Recent breakthroughs in large language models (LLMs) have generated both interest and concern about their potential adoption as information sources or communication tools across different domains. In public health, where stakes are high and impacts extend across diverse populations, adopting LLMs poses unique challenges that require thorough evaluation. However, structured approaches for assessing potential risks in public health remain under-explored. To address this gap, we conducted focus groups with public health professionals and individuals with lived experience to unpack their concerns, situated across three distinct and critical public health issues that demand high-quality information: infectious disease prevention (vaccines), chronic and well-being care (opioid use disorder), and community health and safety (intimate partner violence). We synthesize participants' perspectives into a risk taxonomy, identifying and contextualizing the potential harms LLMs may introduce when positioned alongside traditional health communication.
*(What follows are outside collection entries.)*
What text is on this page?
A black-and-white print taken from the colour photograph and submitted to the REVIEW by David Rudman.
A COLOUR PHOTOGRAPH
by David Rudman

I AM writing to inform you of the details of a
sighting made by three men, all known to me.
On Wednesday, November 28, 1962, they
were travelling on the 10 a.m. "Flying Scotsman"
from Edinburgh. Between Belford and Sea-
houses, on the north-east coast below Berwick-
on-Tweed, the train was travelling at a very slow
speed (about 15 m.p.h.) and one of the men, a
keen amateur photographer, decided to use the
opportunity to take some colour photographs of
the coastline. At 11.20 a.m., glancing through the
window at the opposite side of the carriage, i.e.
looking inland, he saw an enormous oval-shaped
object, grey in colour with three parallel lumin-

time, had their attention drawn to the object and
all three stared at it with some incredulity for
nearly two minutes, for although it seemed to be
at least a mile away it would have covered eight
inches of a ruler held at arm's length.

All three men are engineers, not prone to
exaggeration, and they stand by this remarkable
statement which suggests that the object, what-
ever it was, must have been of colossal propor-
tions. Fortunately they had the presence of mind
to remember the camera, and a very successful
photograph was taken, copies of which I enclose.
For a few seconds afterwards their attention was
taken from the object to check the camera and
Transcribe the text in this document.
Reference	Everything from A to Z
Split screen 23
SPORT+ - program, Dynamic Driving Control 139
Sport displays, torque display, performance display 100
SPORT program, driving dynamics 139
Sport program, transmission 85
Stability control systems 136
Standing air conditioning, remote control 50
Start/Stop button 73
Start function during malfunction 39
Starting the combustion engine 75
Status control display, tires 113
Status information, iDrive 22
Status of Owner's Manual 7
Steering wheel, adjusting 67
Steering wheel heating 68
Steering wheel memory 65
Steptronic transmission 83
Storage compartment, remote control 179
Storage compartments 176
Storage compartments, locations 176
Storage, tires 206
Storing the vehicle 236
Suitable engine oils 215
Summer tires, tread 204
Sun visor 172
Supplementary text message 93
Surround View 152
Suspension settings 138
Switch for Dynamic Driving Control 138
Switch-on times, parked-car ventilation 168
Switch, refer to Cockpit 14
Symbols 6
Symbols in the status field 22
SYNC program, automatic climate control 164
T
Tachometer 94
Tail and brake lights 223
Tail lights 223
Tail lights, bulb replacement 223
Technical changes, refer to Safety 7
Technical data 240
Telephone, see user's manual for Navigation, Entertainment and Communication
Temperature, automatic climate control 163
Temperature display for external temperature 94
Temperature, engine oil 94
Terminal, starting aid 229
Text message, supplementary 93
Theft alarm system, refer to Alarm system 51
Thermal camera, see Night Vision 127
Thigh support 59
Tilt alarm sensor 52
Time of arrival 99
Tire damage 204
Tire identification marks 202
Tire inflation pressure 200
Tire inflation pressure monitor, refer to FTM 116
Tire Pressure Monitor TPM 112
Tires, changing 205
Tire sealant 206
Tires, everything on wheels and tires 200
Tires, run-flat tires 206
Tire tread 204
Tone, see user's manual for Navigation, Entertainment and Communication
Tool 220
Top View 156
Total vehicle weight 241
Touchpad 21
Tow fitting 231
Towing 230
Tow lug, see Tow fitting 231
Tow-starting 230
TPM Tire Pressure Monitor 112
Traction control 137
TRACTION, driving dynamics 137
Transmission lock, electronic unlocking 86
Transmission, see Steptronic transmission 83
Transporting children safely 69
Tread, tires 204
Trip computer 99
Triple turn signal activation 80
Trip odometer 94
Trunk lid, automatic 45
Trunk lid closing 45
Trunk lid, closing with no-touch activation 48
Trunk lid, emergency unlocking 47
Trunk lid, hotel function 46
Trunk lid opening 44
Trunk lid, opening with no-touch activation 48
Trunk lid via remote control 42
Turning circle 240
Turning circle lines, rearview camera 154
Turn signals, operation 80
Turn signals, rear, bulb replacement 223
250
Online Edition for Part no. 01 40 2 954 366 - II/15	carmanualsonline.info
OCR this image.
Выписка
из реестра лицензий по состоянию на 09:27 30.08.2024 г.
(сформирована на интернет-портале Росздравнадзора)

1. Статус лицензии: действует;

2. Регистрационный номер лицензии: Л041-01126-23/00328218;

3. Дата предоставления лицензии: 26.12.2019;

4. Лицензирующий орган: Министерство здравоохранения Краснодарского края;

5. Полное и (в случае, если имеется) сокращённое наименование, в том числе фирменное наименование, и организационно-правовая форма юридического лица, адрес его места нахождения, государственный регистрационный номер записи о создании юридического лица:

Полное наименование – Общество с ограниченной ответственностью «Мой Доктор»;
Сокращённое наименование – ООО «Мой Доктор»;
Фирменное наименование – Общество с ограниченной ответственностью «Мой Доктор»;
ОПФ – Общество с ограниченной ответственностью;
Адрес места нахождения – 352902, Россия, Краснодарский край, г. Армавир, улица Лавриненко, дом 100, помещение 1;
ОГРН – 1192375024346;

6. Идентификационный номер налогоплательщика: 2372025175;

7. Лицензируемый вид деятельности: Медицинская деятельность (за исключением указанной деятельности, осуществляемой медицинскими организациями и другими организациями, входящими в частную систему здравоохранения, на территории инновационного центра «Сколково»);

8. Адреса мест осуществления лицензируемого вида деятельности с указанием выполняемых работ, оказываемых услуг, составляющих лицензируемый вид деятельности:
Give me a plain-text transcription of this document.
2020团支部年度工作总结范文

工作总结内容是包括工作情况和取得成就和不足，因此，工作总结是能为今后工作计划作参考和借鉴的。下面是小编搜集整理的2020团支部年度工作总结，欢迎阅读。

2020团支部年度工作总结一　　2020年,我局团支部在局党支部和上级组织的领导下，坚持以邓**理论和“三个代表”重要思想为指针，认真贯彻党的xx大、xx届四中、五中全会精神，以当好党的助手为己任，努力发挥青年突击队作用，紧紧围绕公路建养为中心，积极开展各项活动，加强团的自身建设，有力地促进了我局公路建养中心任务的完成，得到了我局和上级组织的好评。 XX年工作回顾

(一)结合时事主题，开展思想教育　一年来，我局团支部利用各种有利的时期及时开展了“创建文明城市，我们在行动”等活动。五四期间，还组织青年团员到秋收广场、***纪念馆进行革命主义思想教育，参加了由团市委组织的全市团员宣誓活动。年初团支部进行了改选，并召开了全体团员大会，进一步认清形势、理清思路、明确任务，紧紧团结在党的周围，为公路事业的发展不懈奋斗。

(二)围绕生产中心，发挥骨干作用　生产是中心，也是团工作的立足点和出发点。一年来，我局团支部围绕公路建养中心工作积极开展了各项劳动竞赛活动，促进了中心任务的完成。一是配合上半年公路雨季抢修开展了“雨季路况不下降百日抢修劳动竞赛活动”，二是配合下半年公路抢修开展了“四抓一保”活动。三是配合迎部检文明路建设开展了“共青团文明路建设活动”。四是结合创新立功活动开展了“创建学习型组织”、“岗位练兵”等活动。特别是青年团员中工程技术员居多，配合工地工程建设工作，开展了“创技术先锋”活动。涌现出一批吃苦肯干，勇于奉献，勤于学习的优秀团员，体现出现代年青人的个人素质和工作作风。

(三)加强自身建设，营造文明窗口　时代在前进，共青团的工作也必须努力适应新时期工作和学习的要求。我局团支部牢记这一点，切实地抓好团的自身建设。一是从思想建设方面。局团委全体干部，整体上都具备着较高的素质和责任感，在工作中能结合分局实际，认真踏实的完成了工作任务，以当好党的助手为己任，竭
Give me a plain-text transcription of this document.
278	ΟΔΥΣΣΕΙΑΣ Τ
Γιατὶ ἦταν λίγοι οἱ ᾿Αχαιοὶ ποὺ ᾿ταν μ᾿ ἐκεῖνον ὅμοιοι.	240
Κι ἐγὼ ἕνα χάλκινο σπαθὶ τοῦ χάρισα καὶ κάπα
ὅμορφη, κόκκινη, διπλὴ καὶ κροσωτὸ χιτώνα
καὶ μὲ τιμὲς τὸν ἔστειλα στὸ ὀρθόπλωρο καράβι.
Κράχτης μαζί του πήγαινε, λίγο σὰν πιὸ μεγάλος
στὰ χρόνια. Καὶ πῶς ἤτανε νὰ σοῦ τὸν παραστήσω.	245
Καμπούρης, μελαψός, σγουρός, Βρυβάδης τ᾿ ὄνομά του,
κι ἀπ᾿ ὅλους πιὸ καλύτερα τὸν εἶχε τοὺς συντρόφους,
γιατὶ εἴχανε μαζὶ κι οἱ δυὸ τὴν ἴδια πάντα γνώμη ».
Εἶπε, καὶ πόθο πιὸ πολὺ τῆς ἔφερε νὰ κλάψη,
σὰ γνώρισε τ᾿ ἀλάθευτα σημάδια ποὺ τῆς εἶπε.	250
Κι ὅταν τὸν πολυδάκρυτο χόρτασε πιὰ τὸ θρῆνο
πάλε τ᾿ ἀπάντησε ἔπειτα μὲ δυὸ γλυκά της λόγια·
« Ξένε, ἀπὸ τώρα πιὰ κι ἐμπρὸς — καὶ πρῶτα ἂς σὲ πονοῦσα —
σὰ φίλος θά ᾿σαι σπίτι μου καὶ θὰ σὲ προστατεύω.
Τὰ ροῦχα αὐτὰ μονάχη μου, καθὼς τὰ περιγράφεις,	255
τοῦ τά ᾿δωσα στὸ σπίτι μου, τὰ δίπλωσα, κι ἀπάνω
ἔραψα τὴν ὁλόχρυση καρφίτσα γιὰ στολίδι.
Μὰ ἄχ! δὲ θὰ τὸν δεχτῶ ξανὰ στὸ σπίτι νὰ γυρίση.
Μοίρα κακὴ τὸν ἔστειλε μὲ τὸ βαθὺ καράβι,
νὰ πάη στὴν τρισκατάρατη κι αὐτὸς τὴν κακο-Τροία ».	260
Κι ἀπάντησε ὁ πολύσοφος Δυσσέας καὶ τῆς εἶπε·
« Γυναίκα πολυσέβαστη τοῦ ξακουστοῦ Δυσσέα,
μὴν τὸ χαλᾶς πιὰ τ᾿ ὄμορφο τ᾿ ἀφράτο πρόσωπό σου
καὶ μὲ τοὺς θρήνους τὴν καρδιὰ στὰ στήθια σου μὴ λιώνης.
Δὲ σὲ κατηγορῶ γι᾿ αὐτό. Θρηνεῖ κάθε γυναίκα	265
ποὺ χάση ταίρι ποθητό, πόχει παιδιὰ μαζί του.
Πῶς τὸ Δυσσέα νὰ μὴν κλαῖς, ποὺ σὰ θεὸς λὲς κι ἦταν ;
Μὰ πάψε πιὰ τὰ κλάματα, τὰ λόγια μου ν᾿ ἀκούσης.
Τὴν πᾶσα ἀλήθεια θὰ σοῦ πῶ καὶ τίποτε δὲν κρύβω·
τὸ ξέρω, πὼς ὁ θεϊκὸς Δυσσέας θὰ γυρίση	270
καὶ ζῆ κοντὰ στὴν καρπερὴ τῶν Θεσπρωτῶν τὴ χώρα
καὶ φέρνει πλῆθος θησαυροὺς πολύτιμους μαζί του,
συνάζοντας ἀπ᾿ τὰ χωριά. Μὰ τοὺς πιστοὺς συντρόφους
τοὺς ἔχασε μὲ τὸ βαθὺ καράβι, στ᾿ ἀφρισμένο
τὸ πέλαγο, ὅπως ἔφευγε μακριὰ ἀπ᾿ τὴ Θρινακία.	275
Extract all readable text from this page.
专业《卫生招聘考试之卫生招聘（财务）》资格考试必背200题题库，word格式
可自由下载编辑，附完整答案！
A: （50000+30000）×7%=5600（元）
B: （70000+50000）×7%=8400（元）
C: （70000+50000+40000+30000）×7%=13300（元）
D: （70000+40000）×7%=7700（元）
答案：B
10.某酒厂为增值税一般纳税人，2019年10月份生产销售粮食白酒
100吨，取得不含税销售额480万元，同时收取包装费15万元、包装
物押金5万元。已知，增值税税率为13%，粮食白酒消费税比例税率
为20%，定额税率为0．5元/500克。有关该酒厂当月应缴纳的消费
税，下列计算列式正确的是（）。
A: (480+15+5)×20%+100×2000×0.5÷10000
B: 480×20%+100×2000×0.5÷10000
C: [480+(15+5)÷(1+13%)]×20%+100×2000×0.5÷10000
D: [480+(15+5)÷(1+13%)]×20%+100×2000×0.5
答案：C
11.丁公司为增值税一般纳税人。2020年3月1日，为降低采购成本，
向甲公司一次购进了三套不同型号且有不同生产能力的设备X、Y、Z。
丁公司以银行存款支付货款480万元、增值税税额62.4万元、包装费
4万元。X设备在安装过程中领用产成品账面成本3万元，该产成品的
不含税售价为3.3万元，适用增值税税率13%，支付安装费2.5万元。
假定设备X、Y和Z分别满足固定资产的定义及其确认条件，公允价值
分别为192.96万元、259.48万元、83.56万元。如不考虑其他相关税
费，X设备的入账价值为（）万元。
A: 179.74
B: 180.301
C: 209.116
This taxonomy highlights four dimensions of risk to individuals, human-centered care, information ecosystem, and technology accountability. For each dimension, we unpack specific risks and offer example reflection questions to help practitioners adopt a risk-reflexive approach. By summarizing distinctive LLM characteristics and linking them to identified risks, we discuss the need to revisit prior mental models of information behaviors and complement evaluations with external validity and domain expertise through lived experience and real-world practices. Together, this work contributes a shared vocabulary and reflection tool for people in both computing and public health to collaboratively anticipate, evaluate, and mitigate risks in deciding when to employ LLM capabilities (or not) and how to mitigate harm.

Paper Structure

This paper contains 40 sections, 3 figures, 1 table.

Figures (3)

  • Figure 1: Some activities included in the focus group sessions: (A) Demonstrating LLMs' interaction mode and response quality through example questions on the session topic, (B) Brainstorming potential negative consequences of using LLM for public health.
  • Figure 2: We summarized four dimensions of risks that LLMs pose to public health: (1) Risks to Individuals, (2) Risks to Human-Centered Care, (3) Risks to Information Ecosystems, (4) Risks to Technology Accountability.
  • Figure 3: Distinctive LLM characteristics from traditional information sources that contribute to identified risks.